Over on the other side, to the right of the mill, it is pretty much the same story. This region is mostly devoted to drilling, and it didn’t take me long to tire of opening the cobalt and brad point drill index boxes… I ordered stands that are supported on that aluminum angle and screwed to the board. My beloved Makita LXT drill is in a sweet holster that has a magnetic surface for bits, and the somewhat less frequently used impact driver is supported by a hanger bracket… with the charger for both just beyond on a shelf. The transfer punch set plastic box is wimpy; I’ll 3D print one and mount it properly to the wall. And my all-time favorite screwdriver, the Megapro 151SS, is right there at hand (next to the dial caliper, just peeking in from the right edge).

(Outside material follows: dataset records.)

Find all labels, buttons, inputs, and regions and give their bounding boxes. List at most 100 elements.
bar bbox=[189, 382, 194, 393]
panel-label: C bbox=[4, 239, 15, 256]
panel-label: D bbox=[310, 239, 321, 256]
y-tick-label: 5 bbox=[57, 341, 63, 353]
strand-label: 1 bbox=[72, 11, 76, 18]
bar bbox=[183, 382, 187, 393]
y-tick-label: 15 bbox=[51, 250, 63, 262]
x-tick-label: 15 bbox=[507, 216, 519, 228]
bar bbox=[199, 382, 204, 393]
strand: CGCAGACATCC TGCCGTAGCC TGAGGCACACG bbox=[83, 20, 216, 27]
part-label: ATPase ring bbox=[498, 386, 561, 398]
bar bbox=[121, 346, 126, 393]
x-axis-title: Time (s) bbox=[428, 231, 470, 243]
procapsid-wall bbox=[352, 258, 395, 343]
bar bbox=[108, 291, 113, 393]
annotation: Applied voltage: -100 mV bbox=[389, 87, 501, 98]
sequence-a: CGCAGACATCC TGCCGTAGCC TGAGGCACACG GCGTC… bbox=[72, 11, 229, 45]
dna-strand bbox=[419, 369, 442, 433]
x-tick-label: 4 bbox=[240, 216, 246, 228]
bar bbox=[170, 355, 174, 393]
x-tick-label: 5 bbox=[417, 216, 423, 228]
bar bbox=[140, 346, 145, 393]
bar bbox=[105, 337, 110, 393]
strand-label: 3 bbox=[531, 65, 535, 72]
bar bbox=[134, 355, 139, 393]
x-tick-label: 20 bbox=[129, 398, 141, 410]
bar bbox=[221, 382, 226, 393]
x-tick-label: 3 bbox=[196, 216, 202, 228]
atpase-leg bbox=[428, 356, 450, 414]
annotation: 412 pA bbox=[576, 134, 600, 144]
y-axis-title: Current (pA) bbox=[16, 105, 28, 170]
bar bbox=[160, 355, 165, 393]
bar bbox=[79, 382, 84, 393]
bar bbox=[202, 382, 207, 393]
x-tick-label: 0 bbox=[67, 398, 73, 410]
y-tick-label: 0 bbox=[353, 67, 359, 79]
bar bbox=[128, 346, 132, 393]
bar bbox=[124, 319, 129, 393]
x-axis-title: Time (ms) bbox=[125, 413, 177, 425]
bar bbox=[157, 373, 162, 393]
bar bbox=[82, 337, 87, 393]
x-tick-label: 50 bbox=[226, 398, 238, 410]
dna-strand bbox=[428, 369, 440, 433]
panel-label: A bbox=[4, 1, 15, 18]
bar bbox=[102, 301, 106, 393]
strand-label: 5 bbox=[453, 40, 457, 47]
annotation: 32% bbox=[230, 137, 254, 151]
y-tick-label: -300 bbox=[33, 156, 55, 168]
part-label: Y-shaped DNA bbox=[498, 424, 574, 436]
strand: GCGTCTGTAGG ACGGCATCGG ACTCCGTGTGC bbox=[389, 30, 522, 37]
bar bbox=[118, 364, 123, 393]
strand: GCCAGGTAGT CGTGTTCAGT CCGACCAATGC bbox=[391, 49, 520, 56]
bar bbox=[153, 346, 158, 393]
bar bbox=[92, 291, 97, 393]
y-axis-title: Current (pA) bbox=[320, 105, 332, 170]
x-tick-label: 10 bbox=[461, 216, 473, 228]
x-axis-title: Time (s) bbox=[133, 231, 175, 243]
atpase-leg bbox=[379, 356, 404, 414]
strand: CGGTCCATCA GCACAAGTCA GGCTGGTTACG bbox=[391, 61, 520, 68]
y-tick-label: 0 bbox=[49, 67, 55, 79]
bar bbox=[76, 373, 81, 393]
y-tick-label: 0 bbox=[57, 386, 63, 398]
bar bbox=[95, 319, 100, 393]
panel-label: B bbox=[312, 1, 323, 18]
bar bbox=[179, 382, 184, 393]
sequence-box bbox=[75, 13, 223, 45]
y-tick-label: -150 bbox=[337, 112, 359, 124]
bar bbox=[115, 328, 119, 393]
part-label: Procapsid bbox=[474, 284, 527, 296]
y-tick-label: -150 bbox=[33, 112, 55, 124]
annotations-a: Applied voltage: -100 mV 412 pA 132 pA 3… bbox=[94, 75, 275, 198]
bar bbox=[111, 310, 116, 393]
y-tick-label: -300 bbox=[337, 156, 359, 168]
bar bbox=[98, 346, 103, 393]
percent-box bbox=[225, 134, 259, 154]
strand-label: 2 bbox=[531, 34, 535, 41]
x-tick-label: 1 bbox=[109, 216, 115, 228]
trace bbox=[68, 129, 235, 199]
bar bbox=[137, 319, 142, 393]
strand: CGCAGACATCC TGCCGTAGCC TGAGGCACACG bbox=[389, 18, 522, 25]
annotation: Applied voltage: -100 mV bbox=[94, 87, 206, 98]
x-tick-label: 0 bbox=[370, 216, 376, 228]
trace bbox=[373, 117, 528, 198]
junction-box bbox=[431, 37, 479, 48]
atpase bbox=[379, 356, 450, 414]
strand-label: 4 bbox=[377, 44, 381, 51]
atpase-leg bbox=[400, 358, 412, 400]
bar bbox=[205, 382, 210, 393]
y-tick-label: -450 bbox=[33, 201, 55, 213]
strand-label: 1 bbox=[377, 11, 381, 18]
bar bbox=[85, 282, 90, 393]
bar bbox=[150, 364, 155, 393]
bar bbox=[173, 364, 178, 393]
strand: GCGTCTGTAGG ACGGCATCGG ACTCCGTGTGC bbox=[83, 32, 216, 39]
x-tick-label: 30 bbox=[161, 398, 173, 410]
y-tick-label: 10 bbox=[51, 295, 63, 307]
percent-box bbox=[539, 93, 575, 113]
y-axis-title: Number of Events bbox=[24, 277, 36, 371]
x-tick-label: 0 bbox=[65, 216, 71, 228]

As I mentioned above, I still want to add a better place to wail on heavy things in a proper vise, but that is going to require another layer of cleanup and fabrication. The only added features after completion of the tool boards are a hanger for a somewhat wimpy hand vacuum (not as good as the central vacuum added later) and a wonderful dispenser for folding paper towels, which I have come to prefer over rolls:
Recent milling jobs included a 4U panel to wrap up console zone Epsilon (holding the Tascam PortaStudio, Raspberry Pi 7″ touchscreen, and MOTU AVB switch), along with the 6U and 4U panels for the ham radio console (four rigs along with associated tools like DSP filter, TNC, SWR/power monitor, and so on).
And now, off to cut some more metal! Here’s a gorgeous piece done for me in .25-inch stainless about 25 years ago at a friend’s shop in Chicago… using Wire EDM:
For another take on mobile workspace design, please see my post about the Polaris mobile lab… built into a 24-foot cargo trailer.
September 2018 Update
Over nearly two years of using this space, I’ve generally been happy with it except for one annoying issue: my tools were split into two regions. The original theory was that anything related to messy metalwork would be down there on the boards, and those associated with more “refined” activities would be in a cabinet up in the lab. But that is of course ridiculous; there is way too much overlap. What really happened was constant running up and down to fetch things, as well as less of a tendency to properly put them away when done… which translates into a constant mess.
The fix was to install a tool cabinet in the machine shop (in the process removing or relocating some of the board-mounted stuff). I have had this Kobalt cabinet for years, acquired originally for the mobile lab mentioned above, and it is perfect for the application with locking drawers and solid construction:
This just barely squeaked down the steps after first removing the drawers, and the landing spot is strong wood flooring between the stringers just forward of an access panel to the bilge. I relocated the Webasto fuel filter for serviceability, and brought the cabinet out far enough to allow cabling runs. The only part not yet done is blocking it solidly to the wall, something that is on the “must do” fixturing list before getting off the dock! We don’t want that beast flying around in the same room with battery banks, and while at it, there are a few things on the tool boards that still need to be more solidly attached.
Otherwise, this workspace has been hugely useful despite its cramped size. Still on the list, if space permits after I replace the ancient 32-volt battery system: a wall of storage bins over on the port side, a place to mount my bigger vise, and a small bench sander/grinder with active dust control.